If you are concerned that we have violated your privacy rights, or you disagree with a decision we made about access to your records, you may contact first your doctor, and secondarily our Director, Anita L. Auerbach, Ph.D.
You may also send a written complaint to the Secretary of the U.S. Department of Health and Human Services. Our office can provide you with the appropriate address upon request.
This notice went into effect on April 14, 2003.
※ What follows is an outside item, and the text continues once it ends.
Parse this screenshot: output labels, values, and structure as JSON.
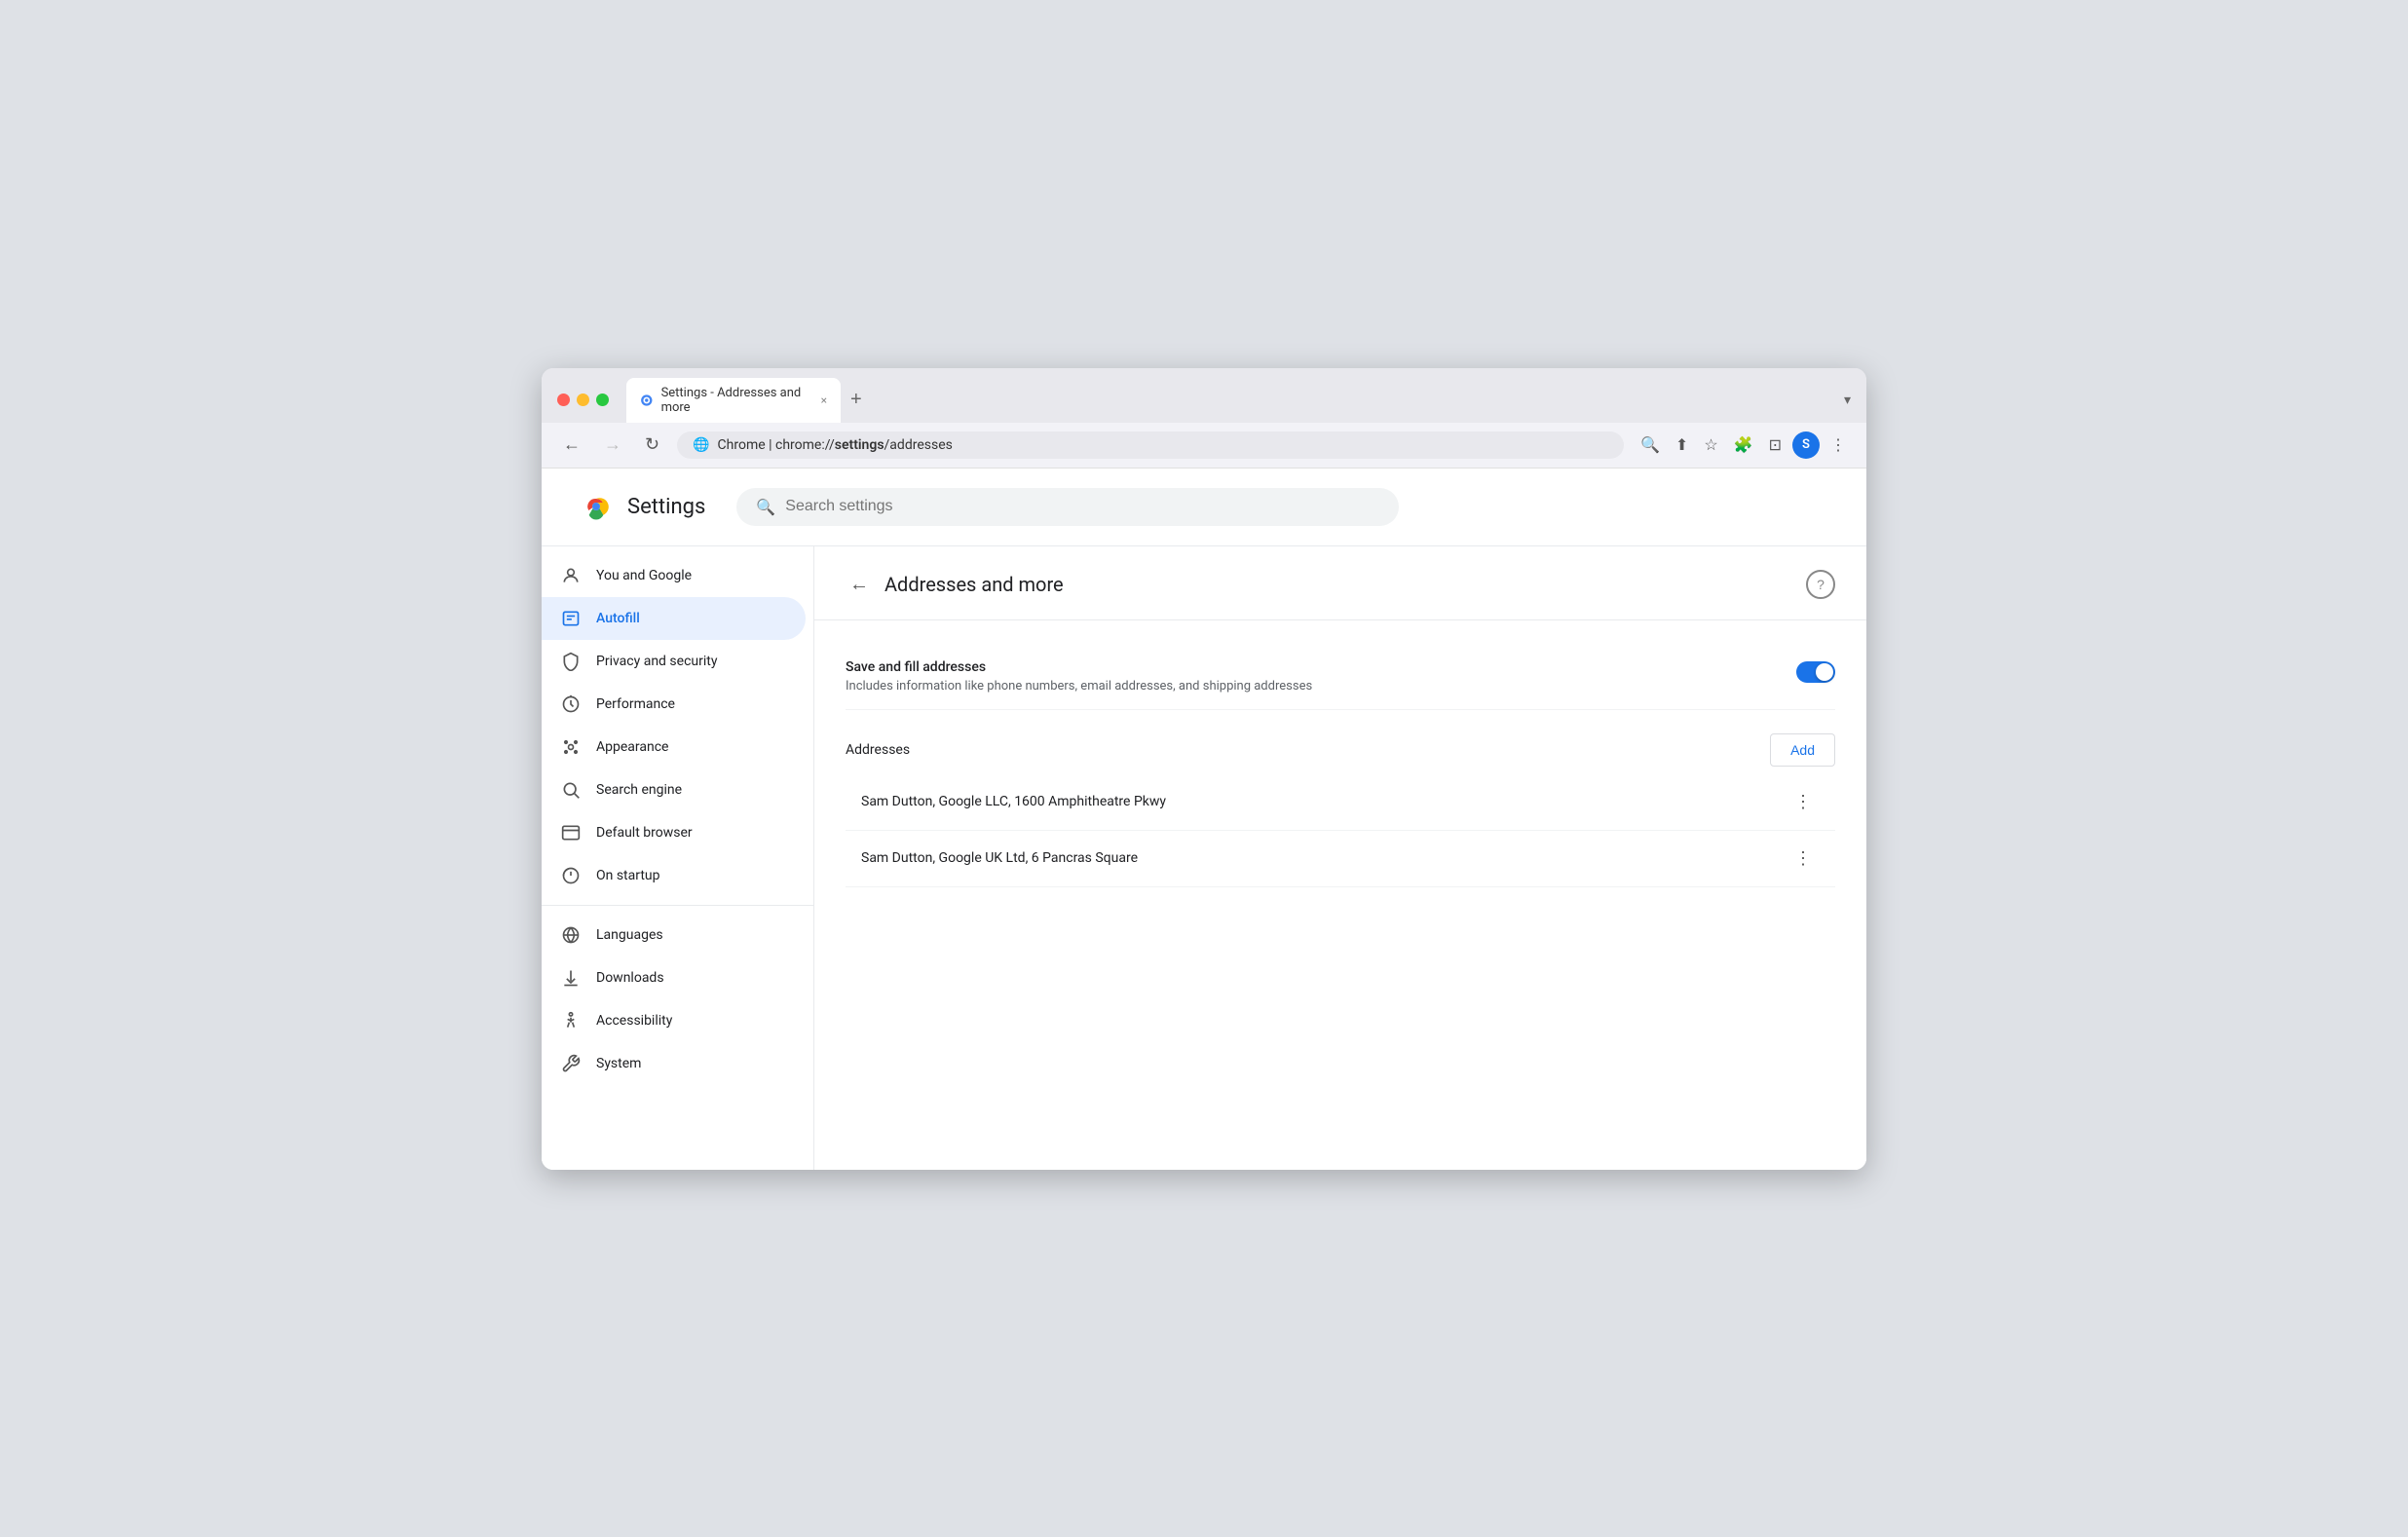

We respect your privacy and the confidentiality of any personal information you discuss with us. In areas where your consent is not necessary, please be assured that we will nevertheless continue as always to make every effort possible not to share information about you without your knowledge.
In the event of procedural changes in our practice and/or any changes in the Privacy law, we reserve the right to change the terms of this notice and to make the new notice provisions effective for all protected health information that we maintain. The newly updated form will be posted in the office waiting room and a copy will be provided to you upon request.